Receiving Wide Coverage ...
Not going quietly
Morgan Stanley managing director Marilyn Booker, the bank’s former head of diversity, is suing the bank, “saying it hadn’t done enough to promote people of color and that it fired her in December for pushing for it to move faster,” the Wall Street Journal said. “She said in a court filing that her budget for diversity efforts was repeatedly cut, that she was ‘trotted out’ as a token minority at public events, and that she was belittled by white colleagues while watching more than a dozen black executives leave the firm since 2017.”
“We strongly reject the allegations made in this claim and intend to vigorously defend ourselves in the appropriate forum,” the bank said, adding that it was “steadfast in our commitment to improve the diversity of our employees and have made steady progress—while recognizing that we have further progress to make.”
Booker’s complaint says “only about 100 of Morgan Stanley’s 16,000 financial advisers are black, while there are only 41 black managing directors among the thousands of managing directors across the group.” CEO James Gorman and Barry Krouk, the chief administrator of its wealth management division, were also named as defendants, the Financial Times said.
“At first, Ms. Booker tried to handle her separation from the firm quietly,” the New York Times reported. “She continued to offer help and advice to black employees who reached out to her. But this month, as she watched the nationwide protests over police brutality and the widespread inequality that black Americans endure, she decided it was time to speak up.”

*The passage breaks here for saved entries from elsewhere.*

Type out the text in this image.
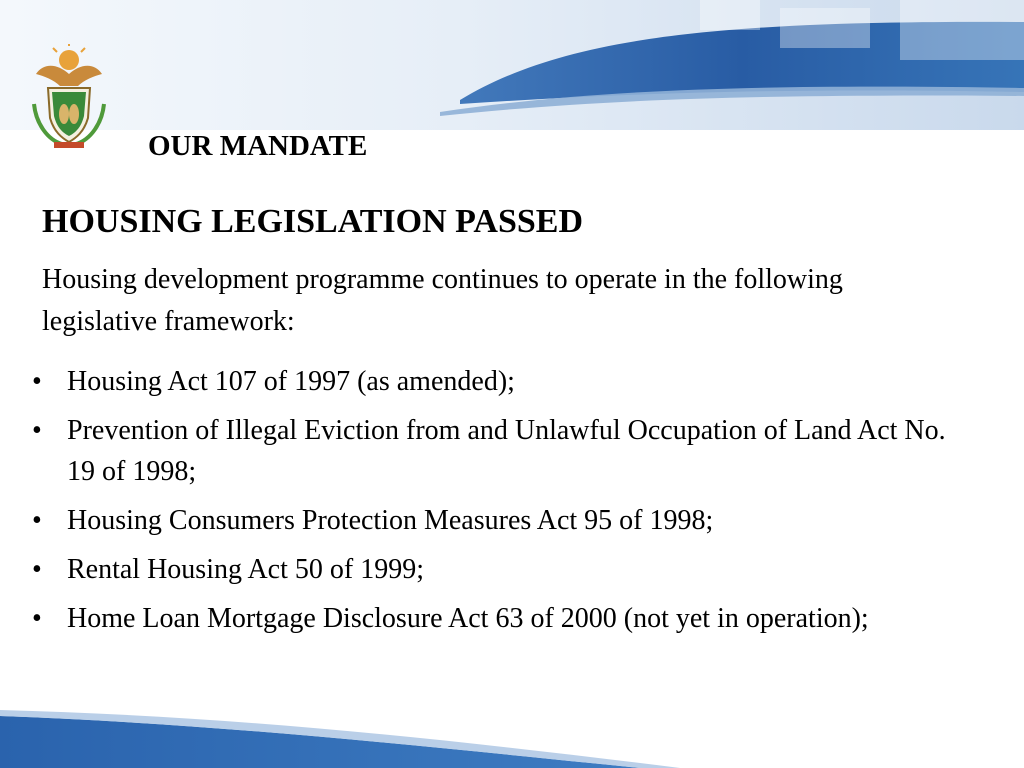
OUR MANDATE
HOUSING LEGISLATION PASSED
Housing development programme continues to operate in the following legislative framework:
• Housing Act 107 of 1997 (as amended);
• Prevention of Illegal Eviction from and Unlawful Occupation of Land Act No. 19 of 1998;
• Housing Consumers Protection Measures Act 95 of 1998;
• Rental Housing Act 50 of 1999;
• Home Loan Mortgage Disclosure Act 63 of 2000 (not yet in operation);
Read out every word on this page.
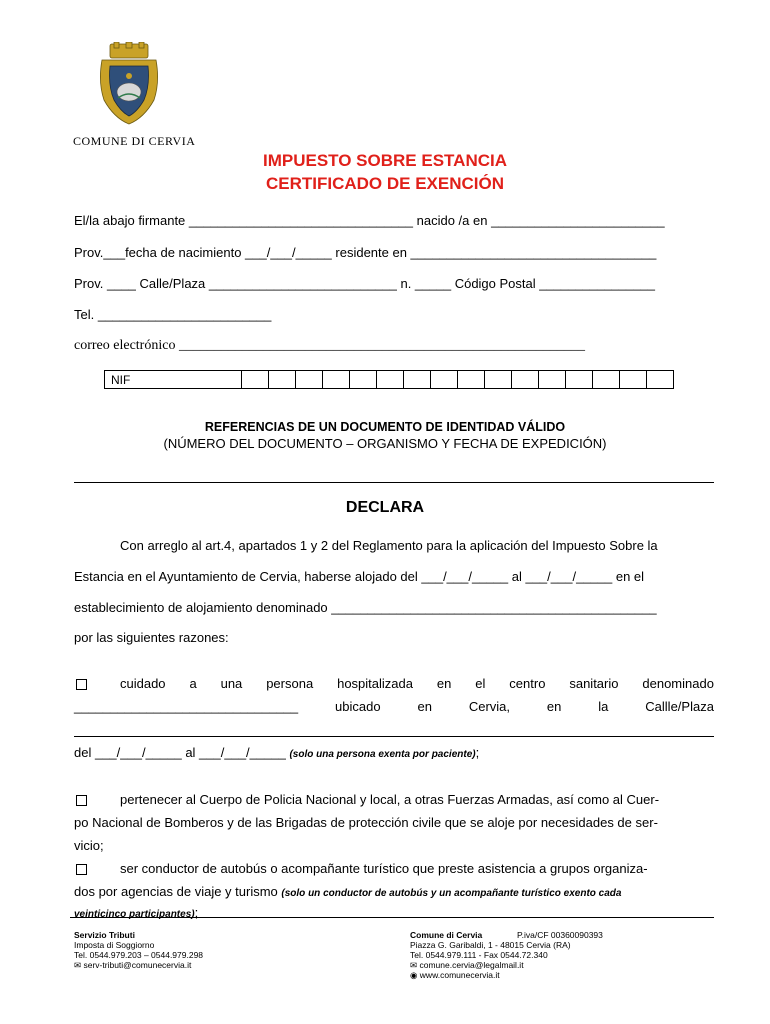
COMUNE DI CERVIA
IMPUESTO SOBRE ESTANCIA
CERTIFICADO DE EXENCIÓN
El/la abajo firmante _______________________________ nacido /a en ________________________
Prov.___fecha de nacimiento ___/___/_____ residente en __________________________________
Prov. ____ Calle/Plaza __________________________ n. _____ Código Postal ________________
Tel. ________________________
correo electrónico __________________________________________________________
NIF																
REFERENCIAS DE UN DOCUMENTO DE IDENTIDAD VÁLIDO
(NÚMERO DEL DOCUMENTO – ORGANISMO Y FECHA DE EXPEDICIÓN)
DECLARA
Con arreglo al art.4, apartados 1 y 2 del Reglamento para la aplicación del Impuesto Sobre la
Estancia en el Ayuntamiento de Cervia, haberse alojado del ___/___/_____ al ___/___/_____ en el
establecimiento de alojamiento denominado _____________________________________________
por las siguientes razones:
cuidado a una persona hospitalizada en el centro sanitario denominado
_______________________________	ubicado	en	Cervia,	en	la	Callle/Plaza
del ___/___/_____ al ___/___/_____ (solo una persona exenta por paciente);
pertenecer al Cuerpo de Policia Nacional y local, a otras Fuerzas Armadas, así como al Cuer-
po Nacional de Bomberos y de las Brigadas de protección civile que se aloje por necesidades de ser-
vicio;
ser conductor de autobús o acompañante turístico que preste asistencia a grupos organiza-
dos por agencias de viaje y turismo (solo un conductor de autobús y un acompañante turístico exento cada
veinticinco participantes);
Servizio Tributi
Imposta di Soggiorno
Tel. 0544.979.203 – 0544.979.298
✉ serv-tributi@comunecervia.it
Comune di Cervia	P.iva/CF 00360090393
Piazza G. Garibaldi, 1 - 48015 Cervia (RA)
Tel. 0544.979.111 - Fax 0544.72.340
✉ comune.cervia@legalmail.it
◉ www.comunecervia.it
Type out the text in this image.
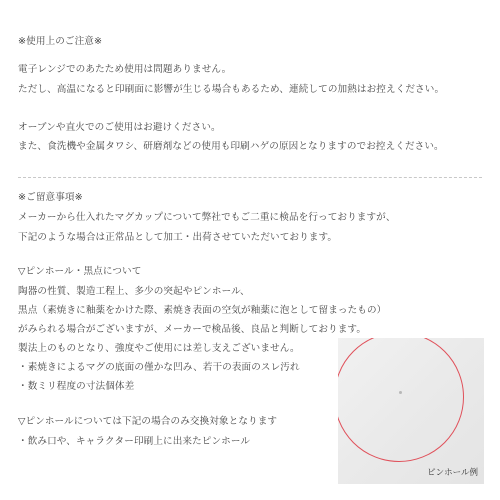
※使用上のご注意※
電子レンジでのあたため使用は問題ありません。
ただし、高温になると印刷面に影響が生じる場合もあるため、連続しての加熱はお控えください。
オーブンや直火でのご使用はお避けください。
また、食洗機や金属タワシ、研磨剤などの使用も印刷ハゲの原因となりますのでお控えください。
※ご留意事項※
メーカーから仕入れたマグカップについて弊社でもご二重に検品を行っておりますが、
下記のような場合は正常品として加工・出荷させていただいております。
▽ピンホール・黒点について
陶器の性質、製造工程上、多少の突起やピンホール、
黒点（素焼きに釉薬をかけた際、素焼き表面の空気が釉薬に泡として留まったもの）
がみられる場合がございますが、メーカーで検品後、良品と判断しております。
製法上のものとなり、強度やご使用には差し支えございません。
・素焼きによるマグの底面の僅かな凹み、若干の表面のスレ汚れ
・数ミリ程度の寸法個体差
▽ピンホールについては下記の場合のみ交換対象となります
・飲み口や、キャラクター印刷上に出来たピンホール
ピンホール例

Booker said she was fired “after she had spent months outlining a plan to address the firm’s lack of diversity and what her lawsuit referred to as the company’s toxic workplace culture for employees of color,” the Washington Post said. “Booker alleged that the firm’s senior leadership initially feigned interest and support in her efforts but ultimately refused to listen to her plan and instead, ignored and evaded her.”
Wall Street Journal
Bad apple?
The European Union has launched a formal antitrust investigation into Apple’s Apple Pay service, “escalating the bloc’s broader campaign to curb Silicon Valley giants’ alleged attempts to corner markets and squash rivals. In its announcement Tuesday, the European Commission, the EU’s executive arm, said it would examine how Apple allows only its own Apple Pay service to use the no-contact payment system built into Apple devices. The EU has fielded informal complaints that Apple has abused its control of Apple Pay to force app developers to use its system rather than those of rivals.”
Case dismissed
The U.K.’s Serious Fraud Office “has ended its probe into bank note producer De La Rue PLC, saying Tuesday that the evidence in the case doesn’t meet the threshold for prosecution. De La Rue, which makes bank notes for governments around the world and produces identity documents such as passports,” said last November that it was cooperating with the investigation.

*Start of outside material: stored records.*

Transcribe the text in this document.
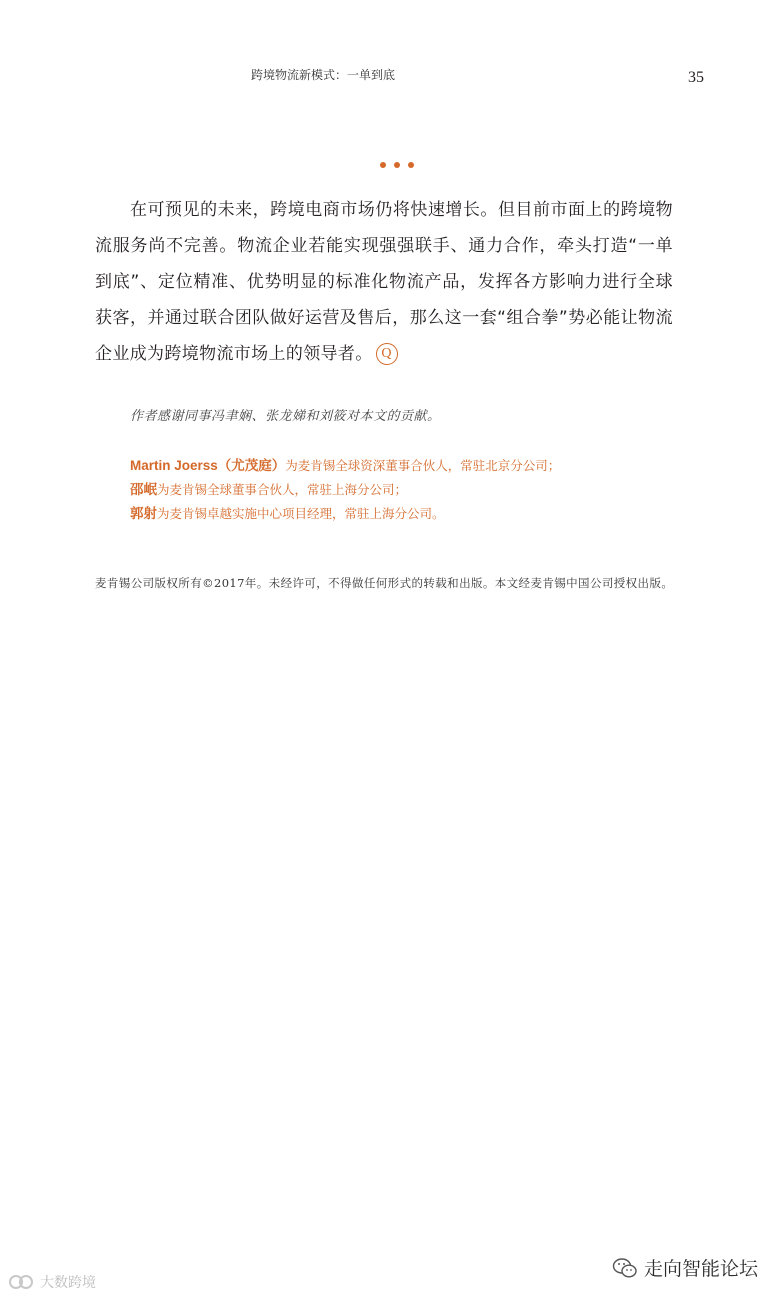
跨境物流新模式：一单到底	35
在可预见的未来，跨境电商市场仍将快速增长。但目前市面上的跨境物流服务尚不完善。物流企业若能实现强强联手、通力合作，牵头打造“一单到底”、定位精准、优势明显的标准化物流产品，发挥各方影响力进行全球获客，并通过联合团队做好运营及售后，那么这一套“组合拳”势必能让物流企业成为跨境物流市场上的领导者。 Q
作者感谢同事冯聿娴、张龙娣和刘筱对本文的贡献。
Martin Joerss（尤茂庭）为麦肯锡全球资深董事合伙人，常驻北京分公司；
邵岷为麦肯锡全球董事合伙人，常驻上海分公司；
郭射为麦肯锡卓越实施中心项目经理，常驻上海分公司。
麦肯锡公司版权所有©2017年。未经许可，不得做任何形式的转载和出版。本文经麦肯锡中国公司授权出版。
大数跨境
走向智能论坛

“After an extensive investigation and a thorough review of the available evidence, the SFO said the case didn’t meet the agency’s test required for bringing charges.” The agency was looking into the company’s alleged role in corruption in South Sudan.
Financial Times
Too generous?
The Federal Deposit Insurance Corp. “said it is monitoring U.S. banks’ dividend policies after they declared payouts totaling almost twice their earnings in the first quarter, eroding capital cushions as the coronavirus crisis took hold. The country’s 5,100 lenders and savings institutions declared dividends of $32.7 billion for a quarter when they made profits of $18.5 billion — 70% less than the same period the year before, the FDIC said.”
“We’re certainly looking at the banks’ payments of dividends and monitoring what’s going on there,” FDIC chair Jelena McWilliams told reporters.
More than half of all banks reported a decline in annual net income during the quarter, American Banker’s Brendan Pedersen reports. A big driver of the profit decline was a dramatic increase in reserves banks set aside to prepare for future losses.
Let the cuts begin
HSBC is “pressing ahead with a broad overhaul that will include 35,000 job losses, reviving a program of job cuts it put on hold three months ago,” the FT reports.
“The reality is that the measures and the change we announced in February are even more necessary today,” according to a memo from CEO Noel Quinn. “We could not pause the job losses indefinitely — it was always a question of ‘not if, but when’.”
Future moves
The pandemic is creating a “permanent” shift away from credit to debit card spending, and a continued move to digital spending from cash, Visa’s European CEO Charlotte Hogg told the FT.
More scandal
Wirecard, the “high-flying” German payments company that has been accused of shady accounting practices, has asked the High Court in London to dismiss a civil suit brought by former shareholders in an Indian payments company who claim they were defrauded when Wirecard bought the firm in 2015. Munich prosecutors are also looking into the transaction, in which Wirecard agreed to buy the Indian company “for €326 million just weeks after it changed hands for €36 million.” Wirecard, which denies any wrongdoing, is scheduled “to release delayed full-year results on Thursday.”
Quotable
“My story is the same story as those of many black people on Wall Street. Our fate has been tied to the goodness of whatever white person is in charge. That is no way to have a career.” — Former Morgan Stanley managing director Marilyn Booker, who is suing the bank for racial and pay discrimination after she was fired in December.